Let $M$ and $N$ be two $n$ dimensional connected closed manifolds with $n \ge 3$, and let $S$ be a $(n-1)$ dimensional closed submanifold common to $M$ and $N$. Consider the connected sum of $M$ and $N$ along the submanifold $S$, denoted $M\#_{S} N$ (described in https://en.wikipedia.org/wiki/Connected_sum#Connected_sum_along_a_submanifold). Roughly speaking, this is obtained by deleting $S$ from both the manifolds and then gluing along the boundary. This generalizes the canonical idea of connected sum, denoted $M \#N$, in which $S$ is taken to be a singleton.

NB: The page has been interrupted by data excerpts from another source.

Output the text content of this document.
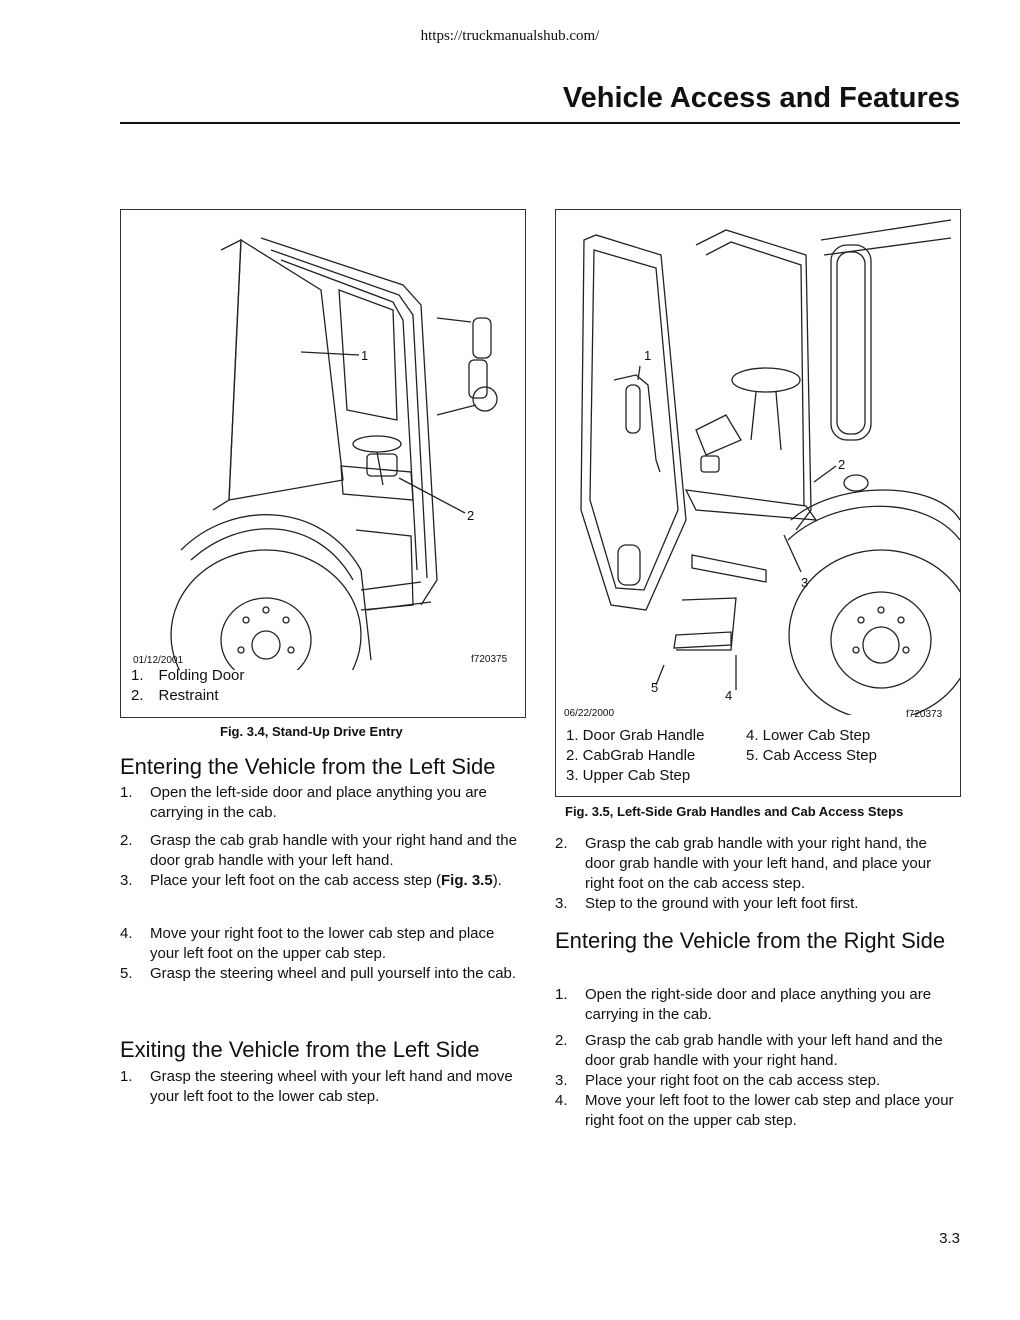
https://truckmanualshub.com/
Vehicle Access and Features
1
2
01/12/2001	f720375
1. Folding Door
2. Restraint
Fig. 3.4, Stand-Up Drive Entry
1
2
3
4
5
06/22/2000	f720373
1. Door Grab Handle
2. CabGrab Handle
3. Upper Cab Step
4. Lower Cab Step
5. Cab Access Step
Fig. 3.5, Left-Side Grab Handles and Cab Access Steps
Entering the Vehicle from the Left Side
1.	Open the left-side door and place anything you are carrying in the cab.
2.	Grasp the cab grab handle with your right hand and the door grab handle with your left hand.
3.	Place your left foot on the cab access step (Fig. 3.5).
4.	Move your right foot to the lower cab step and place your left foot on the upper cab step.
5.	Grasp the steering wheel and pull yourself into the cab.
Exiting the Vehicle from the Left Side
1.	Grasp the steering wheel with your left hand and move your left foot to the lower cab step.
2.	Grasp the cab grab handle with your right hand, the door grab handle with your left hand, and place your right foot on the cab access step.
3.	Step to the ground with your left foot first.
Entering the Vehicle from the Right Side
1.	Open the right-side door and place anything you are carrying in the cab.
2.	Grasp the cab grab handle with your left hand and the door grab handle with your right hand.
3.	Place your right foot on the cab access step.
4.	Move your left foot to the lower cab step and place your right foot on the upper cab step.
3.3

I want to calculate the fundamental group of $M\#_{S} N$. I know how to calculate $\pi_1(M\# N)$ using the Seifert–Van Kampen theorem. I believe the same idea can be applied to this general case of connecting along $S$ but I'm running into problems since $S$ is arbitrary. Is there a way I can see how $\pi_1(M\#_S N)$ looks like in general? 

I understand that it might depend on $S$. Just like $\pi_1(M\# N) = \pi_1(M) \ast \pi_1(N)$, can $\pi_1(M\#_S N)$ be described in a similar, simple way in terms of $\pi_1(M)$, $\pi_1(N)$, and $\pi_1(\partial S)$ only? Thanks in advance for your help.

**Edit**: two corrections made in light of the comments.